The couple was last seen on the farm on Sunday, 3 January 2015.

According to the South African Human Rights Commission, there has been a rise in farm attacks since 1990, with 23 % of those in 2015 ending in death.

Limpopo was the hardest hit, with 25 attacks including five deaths. Second is Mpumalanga, with 21 attacks and two murders. The Western Cape and Northern Cape were only marginally affected by the increase in violence.

In a report titled Safety and Security Challenges in Farming Communities, the commission calls for law enforcement agencies such as the SAPS and National Prosecuting Authority to step up their involvement in combating crimes against farming communities.

It also suggests the Department of Rural Development and Land Reform provide a policy brief on the status of land tenure in farming communities and establish a housing delivery system for farm workers.

Aggrey Mahanjana, secretary general at the African Farmers Association of South Africa says there are some misconceptions about farm murders that need to change.

“We live in a country that has a very high level of crime.

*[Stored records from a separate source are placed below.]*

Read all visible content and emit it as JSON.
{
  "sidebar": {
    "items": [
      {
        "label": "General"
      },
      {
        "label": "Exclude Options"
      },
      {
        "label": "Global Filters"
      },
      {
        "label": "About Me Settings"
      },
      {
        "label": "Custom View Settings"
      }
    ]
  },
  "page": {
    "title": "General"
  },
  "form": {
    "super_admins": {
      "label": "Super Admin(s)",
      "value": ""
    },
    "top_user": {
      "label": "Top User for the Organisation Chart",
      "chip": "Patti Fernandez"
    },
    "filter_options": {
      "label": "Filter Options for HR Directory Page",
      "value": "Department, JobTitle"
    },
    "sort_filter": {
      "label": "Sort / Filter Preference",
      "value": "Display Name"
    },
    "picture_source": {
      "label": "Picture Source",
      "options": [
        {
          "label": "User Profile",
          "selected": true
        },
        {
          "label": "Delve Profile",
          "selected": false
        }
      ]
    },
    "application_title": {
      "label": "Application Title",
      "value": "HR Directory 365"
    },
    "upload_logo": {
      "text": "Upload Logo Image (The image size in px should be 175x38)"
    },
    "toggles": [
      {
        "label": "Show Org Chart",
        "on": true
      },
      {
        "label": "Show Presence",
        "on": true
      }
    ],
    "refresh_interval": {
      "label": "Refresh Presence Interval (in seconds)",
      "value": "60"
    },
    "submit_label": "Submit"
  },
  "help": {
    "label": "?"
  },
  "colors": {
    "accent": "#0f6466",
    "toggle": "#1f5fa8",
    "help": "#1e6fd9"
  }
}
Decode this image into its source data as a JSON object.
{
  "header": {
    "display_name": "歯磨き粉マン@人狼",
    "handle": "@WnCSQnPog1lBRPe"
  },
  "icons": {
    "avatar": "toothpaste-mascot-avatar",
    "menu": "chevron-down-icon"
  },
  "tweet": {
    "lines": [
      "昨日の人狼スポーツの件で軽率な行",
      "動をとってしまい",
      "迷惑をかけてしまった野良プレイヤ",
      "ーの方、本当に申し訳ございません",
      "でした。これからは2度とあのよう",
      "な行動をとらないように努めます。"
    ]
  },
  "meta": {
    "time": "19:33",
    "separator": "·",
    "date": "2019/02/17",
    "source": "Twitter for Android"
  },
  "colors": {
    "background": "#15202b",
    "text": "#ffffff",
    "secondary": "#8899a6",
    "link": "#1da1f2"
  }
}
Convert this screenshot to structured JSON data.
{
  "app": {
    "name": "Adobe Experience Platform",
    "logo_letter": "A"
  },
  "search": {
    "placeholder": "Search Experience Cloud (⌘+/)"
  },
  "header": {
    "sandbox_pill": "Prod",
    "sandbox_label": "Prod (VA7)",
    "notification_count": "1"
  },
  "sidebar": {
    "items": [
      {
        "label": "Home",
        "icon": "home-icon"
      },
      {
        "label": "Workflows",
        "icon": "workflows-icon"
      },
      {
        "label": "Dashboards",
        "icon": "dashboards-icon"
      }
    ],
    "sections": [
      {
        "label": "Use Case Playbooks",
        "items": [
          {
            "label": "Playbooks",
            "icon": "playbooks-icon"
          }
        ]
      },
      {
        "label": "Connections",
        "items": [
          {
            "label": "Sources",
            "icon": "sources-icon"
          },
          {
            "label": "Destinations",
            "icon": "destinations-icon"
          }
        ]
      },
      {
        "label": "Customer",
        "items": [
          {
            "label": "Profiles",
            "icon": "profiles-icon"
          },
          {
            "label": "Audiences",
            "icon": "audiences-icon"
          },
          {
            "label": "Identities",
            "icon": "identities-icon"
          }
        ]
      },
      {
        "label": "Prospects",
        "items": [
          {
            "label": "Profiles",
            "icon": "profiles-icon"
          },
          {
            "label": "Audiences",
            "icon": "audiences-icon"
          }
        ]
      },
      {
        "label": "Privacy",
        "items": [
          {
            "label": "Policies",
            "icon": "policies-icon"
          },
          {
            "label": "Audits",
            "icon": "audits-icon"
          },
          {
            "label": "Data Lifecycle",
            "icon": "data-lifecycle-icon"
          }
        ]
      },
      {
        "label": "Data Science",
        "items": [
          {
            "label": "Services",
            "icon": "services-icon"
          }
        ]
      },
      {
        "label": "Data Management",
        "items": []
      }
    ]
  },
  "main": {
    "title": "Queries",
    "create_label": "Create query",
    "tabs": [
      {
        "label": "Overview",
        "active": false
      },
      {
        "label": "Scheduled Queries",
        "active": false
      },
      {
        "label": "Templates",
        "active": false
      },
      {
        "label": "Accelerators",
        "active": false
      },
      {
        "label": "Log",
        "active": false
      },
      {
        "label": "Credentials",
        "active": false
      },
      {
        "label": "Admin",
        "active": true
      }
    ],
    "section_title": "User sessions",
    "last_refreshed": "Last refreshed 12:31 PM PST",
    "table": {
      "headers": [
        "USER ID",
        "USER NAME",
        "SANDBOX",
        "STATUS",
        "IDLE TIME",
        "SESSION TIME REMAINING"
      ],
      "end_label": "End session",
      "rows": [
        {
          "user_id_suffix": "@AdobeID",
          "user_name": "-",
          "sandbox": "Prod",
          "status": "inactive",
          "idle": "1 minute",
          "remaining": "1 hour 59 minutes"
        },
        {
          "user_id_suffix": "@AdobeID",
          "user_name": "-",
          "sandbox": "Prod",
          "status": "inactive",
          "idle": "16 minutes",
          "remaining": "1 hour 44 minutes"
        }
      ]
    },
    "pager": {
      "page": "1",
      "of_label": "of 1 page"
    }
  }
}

There is a misconception that farm murders are targeted primarily at white farmers and are racially motivated. But according to the South African Institute of Race Relations, murders in South Africa are more prevalent in the homes of black people,” adds Mahanjana.

“Farmers, communities and the police need to work hand in hand to try and combat crime in the rural areas. Rural infrastructure needs to be improved to make it easy to communicate, report matters and gain better access to farms.”